Liebe Leserin, Lieber Leser,
sind Sie auch so schockiert davon, wie der neue US-Vizepräsident J.D. Vance Europa und Deutschland beschimpfte bei der Münchner Sicherheitskonferenz am Wochenende? Ich eher nicht. Allenfalls über all die Schockierten. Wer dauernd schockiert ist, war vorher vielleicht nur zu faul, naiv oder arrogant, den Rest der Welt verstehen zu wollen?
Überraschend kam diese zweite „Zeitenwende“ nämlich nicht, die jetzt unser wichtigstes Bündnis, das zu den USA, existenziell belastet. Und sie hat durchaus mit der ersten „Zeitenwende“ zu tun, die Olaf Scholz am 27. Februar 2022 ausrief.

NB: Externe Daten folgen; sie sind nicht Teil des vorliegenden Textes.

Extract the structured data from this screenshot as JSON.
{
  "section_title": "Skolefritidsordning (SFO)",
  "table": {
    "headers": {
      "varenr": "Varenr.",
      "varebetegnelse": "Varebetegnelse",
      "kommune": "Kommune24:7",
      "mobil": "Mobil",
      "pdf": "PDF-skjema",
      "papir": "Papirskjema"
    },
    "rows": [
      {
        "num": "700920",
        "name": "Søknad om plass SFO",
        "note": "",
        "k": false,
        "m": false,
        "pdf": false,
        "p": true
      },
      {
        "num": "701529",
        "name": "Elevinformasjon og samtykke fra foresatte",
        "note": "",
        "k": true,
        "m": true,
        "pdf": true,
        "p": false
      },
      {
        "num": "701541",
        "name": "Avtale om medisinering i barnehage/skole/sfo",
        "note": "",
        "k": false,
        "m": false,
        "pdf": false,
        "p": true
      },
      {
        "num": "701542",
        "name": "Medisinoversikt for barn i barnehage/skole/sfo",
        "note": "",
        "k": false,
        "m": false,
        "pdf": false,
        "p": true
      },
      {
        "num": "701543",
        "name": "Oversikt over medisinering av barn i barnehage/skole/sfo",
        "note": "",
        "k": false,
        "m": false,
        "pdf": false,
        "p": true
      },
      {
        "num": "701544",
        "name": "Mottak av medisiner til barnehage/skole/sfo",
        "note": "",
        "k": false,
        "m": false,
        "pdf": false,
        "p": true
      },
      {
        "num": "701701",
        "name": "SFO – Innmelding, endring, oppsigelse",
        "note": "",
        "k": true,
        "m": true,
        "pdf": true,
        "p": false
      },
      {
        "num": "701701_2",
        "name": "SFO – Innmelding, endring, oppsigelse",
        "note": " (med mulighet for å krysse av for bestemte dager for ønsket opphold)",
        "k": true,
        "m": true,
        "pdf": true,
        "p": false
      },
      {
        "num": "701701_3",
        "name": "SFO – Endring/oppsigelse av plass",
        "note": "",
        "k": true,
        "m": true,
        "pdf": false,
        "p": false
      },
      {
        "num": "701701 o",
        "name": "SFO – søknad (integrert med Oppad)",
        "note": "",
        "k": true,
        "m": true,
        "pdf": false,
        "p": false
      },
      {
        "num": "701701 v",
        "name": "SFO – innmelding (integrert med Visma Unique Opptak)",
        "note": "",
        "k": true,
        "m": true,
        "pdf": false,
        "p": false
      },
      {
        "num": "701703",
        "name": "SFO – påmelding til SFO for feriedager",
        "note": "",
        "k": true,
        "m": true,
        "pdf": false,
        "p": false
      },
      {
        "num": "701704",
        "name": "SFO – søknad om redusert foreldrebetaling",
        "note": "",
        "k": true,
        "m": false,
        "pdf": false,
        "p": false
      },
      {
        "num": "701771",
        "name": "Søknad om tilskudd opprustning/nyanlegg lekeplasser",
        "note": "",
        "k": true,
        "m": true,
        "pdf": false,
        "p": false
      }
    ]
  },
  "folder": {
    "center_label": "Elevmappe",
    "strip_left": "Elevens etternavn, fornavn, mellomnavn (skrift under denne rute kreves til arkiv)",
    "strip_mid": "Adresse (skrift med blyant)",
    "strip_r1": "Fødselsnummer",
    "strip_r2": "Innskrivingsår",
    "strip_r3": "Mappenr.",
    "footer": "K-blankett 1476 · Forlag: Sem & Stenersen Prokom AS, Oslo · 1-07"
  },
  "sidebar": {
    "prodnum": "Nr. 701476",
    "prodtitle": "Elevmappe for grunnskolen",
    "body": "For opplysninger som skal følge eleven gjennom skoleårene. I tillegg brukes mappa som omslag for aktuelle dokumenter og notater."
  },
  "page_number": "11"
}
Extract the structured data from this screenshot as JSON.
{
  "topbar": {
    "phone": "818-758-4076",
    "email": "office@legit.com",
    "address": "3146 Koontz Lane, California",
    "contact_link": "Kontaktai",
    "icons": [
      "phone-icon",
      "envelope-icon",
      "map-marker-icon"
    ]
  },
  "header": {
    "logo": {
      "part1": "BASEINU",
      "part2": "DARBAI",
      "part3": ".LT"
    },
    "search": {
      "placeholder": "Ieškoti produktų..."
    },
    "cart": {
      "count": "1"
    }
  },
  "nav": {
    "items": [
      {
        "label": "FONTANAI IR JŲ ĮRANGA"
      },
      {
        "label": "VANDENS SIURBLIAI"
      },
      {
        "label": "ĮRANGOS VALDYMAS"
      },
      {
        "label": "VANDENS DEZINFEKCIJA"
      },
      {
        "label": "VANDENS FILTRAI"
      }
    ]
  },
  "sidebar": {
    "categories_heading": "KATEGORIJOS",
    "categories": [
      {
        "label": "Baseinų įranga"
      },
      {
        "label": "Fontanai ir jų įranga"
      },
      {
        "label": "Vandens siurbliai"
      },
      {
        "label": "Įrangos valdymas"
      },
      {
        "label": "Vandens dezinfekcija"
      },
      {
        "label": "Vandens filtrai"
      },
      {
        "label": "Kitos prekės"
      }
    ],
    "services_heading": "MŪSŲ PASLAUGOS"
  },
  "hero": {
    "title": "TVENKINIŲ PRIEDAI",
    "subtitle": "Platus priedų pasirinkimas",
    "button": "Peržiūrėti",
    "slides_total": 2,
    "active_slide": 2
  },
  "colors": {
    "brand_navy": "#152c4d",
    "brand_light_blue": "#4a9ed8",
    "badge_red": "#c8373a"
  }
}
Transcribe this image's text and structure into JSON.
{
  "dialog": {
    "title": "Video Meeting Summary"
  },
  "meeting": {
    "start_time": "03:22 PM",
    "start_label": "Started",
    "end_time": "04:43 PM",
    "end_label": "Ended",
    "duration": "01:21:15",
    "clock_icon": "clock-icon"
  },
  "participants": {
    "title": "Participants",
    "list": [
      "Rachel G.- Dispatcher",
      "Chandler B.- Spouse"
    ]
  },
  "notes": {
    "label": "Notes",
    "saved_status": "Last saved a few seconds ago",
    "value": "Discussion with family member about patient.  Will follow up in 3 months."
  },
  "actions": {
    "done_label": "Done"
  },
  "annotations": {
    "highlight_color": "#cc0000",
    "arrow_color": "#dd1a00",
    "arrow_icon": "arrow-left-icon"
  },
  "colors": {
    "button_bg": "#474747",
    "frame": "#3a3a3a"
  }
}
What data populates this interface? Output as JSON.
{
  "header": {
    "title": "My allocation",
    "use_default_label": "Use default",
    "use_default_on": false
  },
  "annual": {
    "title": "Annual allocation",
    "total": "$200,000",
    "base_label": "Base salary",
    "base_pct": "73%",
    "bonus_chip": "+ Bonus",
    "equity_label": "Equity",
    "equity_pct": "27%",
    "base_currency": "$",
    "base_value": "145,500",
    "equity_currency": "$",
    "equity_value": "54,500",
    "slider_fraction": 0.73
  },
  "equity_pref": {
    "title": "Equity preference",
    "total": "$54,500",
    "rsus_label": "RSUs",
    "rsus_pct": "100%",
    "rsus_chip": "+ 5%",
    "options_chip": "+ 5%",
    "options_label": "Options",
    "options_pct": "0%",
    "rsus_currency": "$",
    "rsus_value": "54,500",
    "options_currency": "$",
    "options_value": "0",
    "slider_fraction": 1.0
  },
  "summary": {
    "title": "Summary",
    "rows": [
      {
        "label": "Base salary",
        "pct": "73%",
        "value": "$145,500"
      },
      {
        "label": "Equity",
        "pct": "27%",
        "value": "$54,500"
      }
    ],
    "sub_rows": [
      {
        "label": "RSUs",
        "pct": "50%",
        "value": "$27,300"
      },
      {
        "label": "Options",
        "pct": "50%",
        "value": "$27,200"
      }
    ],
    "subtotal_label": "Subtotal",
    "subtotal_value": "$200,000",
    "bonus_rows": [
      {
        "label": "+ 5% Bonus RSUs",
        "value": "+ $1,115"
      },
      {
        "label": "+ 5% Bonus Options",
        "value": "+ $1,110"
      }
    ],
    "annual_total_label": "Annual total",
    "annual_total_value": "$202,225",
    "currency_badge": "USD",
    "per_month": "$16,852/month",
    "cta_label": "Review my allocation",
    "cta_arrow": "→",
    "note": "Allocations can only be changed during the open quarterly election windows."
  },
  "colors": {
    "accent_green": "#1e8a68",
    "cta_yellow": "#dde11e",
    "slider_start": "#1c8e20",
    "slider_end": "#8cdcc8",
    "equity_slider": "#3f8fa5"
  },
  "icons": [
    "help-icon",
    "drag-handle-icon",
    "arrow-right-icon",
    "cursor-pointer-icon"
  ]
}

Damals als Antwort auf den russischen Ukraine-Angriff, der die erste Zäsur darstellte.
Aber nicht nur in Berlin, sondern auch in Brüssel tat man seither so, als gehe alles weiter, wie es vorher schon nicht war. Auch die EU hat alles verschlafen, was sie spätestens seit 2022 hätte angehen müssen: eine gemeinsame Verteidigungsstrategie, neue Ausgaben-Prioritäten, mehr Sicherheitspolitik nach innen wie nach außen – es ist ja nicht so, dass Brüssel allzu große charismatische Kraft entwickelt hätte, oder?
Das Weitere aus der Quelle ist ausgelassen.